Results of a Nationwide Multicenter Study in Childhood Sjögren Disease
Gülşah Kılbaş, Semra Ayduran, Seher Şener, Taner Çoşkuner, Kadir Ulu, Hakan Kısaoğlu, Esma Aslan, Elif Kılıç Könte, Ceyda Arslanaoğlu, Tuncay Aydın, Yağmur Şadırvan Oğuzkaya, Figen Çakmak, Deniz Gezgin Yıldırım, Melike Mehveş Kaplan, Saadet Nilay Tığrak, Serkan Türkuçar, Hafize Emine Sönmez, Rabia Miray Kışla Ekinci, Kübra Öztürk, Ferhat Demir, Esra Bağlan, Burcu Yücel Bozkaya, Sema Nur Taşkın, Selcan Demir, Erdal Sağ, Ezgi Deniz Batu, Sezgin Şahin, Sevcan A Bakkaloğlu Ezgü, Sara Şebnem Kılıç, Ayşenur Paç Kısaarslan, Banu Çelikel Acar, Mukaddes Kalyoncu, Nuray Aktay Ayaz, Betül Sözeri, Erbil Ünsal, Özgür Kasapçopur, Seza Özen, Selçuk Yüksel
Abstract
Objective This nationwide, multicenter study was conducted to assess the demographic and clinical features, treatment regimens, and prognosis of primary Sjögren disease (SjD) in childhood.
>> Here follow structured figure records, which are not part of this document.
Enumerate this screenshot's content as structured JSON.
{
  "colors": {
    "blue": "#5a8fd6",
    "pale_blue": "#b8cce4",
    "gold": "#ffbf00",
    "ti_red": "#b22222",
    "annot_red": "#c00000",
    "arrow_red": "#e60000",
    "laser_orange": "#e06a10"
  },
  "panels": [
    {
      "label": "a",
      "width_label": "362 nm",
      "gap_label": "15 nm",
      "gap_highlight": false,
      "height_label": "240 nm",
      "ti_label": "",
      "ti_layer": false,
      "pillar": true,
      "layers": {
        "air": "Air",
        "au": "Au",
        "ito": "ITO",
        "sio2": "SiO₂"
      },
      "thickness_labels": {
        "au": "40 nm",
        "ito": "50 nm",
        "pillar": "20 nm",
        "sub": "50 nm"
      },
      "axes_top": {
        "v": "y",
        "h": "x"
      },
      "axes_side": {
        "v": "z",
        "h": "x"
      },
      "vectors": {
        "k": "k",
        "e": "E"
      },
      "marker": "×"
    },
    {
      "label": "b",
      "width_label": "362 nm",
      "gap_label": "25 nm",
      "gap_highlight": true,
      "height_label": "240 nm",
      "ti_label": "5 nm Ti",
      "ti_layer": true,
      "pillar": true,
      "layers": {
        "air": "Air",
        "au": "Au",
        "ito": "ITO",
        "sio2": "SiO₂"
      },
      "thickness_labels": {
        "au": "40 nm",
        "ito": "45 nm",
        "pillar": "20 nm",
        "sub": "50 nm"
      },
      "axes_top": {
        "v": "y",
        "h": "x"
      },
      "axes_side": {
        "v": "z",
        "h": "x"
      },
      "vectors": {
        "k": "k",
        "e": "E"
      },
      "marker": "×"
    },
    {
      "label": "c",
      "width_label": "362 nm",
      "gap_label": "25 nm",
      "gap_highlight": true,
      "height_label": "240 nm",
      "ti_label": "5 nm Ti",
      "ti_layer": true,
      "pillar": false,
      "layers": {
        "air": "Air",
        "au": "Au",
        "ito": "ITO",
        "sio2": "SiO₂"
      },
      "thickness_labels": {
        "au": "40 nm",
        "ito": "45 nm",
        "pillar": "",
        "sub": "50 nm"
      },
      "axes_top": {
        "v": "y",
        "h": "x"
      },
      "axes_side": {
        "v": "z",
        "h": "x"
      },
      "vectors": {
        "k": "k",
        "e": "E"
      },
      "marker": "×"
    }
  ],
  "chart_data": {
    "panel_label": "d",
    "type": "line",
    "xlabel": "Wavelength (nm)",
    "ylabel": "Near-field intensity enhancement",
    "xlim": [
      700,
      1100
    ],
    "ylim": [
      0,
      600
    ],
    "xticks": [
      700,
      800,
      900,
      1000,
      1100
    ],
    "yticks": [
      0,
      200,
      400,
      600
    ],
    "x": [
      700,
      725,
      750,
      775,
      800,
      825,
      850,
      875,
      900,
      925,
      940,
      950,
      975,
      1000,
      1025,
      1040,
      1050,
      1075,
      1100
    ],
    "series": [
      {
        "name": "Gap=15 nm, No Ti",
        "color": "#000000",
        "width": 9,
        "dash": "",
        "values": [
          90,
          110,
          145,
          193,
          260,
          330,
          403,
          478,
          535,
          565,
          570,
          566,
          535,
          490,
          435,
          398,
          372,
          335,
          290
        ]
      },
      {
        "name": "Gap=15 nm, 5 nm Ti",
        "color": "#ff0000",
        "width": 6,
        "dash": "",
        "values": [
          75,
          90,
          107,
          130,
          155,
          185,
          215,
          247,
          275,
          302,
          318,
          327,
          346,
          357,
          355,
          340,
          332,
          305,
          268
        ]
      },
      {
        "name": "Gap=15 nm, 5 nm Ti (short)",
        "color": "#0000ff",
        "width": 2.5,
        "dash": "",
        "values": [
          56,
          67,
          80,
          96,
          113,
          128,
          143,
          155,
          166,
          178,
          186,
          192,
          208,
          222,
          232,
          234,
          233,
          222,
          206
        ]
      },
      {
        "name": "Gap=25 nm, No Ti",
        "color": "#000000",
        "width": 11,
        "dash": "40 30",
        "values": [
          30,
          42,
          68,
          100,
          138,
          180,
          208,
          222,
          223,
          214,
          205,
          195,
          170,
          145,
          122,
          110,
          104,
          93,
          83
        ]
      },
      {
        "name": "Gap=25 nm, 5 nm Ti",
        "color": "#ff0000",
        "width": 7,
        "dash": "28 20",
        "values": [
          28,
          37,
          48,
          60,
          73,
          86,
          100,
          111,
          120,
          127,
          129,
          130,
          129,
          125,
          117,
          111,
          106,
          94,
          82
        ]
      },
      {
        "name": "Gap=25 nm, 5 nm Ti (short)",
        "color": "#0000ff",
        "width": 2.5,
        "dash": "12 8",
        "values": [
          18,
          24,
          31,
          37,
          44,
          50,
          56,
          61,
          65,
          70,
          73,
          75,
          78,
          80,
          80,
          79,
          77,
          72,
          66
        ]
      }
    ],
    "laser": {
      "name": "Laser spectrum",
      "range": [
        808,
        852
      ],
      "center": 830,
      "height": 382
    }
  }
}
Methods This retrospective study included a total of 81 patients < 18 years of age from 21 pediatric rheumatology centers. Among these, 51 patients fulfilled the diagnosis of childhood SjD according to the 2016 American College of Rheumatology (ACR)/European Alliance of Associations for Rheumatology (EULAR) classification criteria. The remaining 30 patients—who did not fully meet these criteria but exhibited clinical and laboratory findings suggestive of SjD—were categorized as at risk for childhood SjD to highlight diagnostic challenges and the spectrum of early presentations, based on comprehensive clinical evaluation by experienced pediatric rheumatologists. Results The cohort consisted of 81 patients (85.2% female, 14.8% male) with a median age at symptom onset of 11.4 years and a median follow-up of 24 months. Common clinical manifestations included dry mouth, dry eyes, arthralgia, fatigue, and parotitis. Fifty-one of the 81 patients met the 2016 ACR/EULAR classification criteria, whereas the remaining 30 were classified as an at-risk group. The most common clinical findings in the at-risk group were xerostomia (90%), arthralgia (56.7%), fatigue (50%), and dry eyes (43.3%). Dry mouth and peripheral nervous system involvements were found to be higher in patients categorized as at risk ( P = 0.03 and P = 0.02, respectively). Conclusion The current classification criteria for childhood SjD appear to be inadequate, highlighting the need for pediatric-specific criteria that more accurately reflect the distinct clinical patterns observed in children.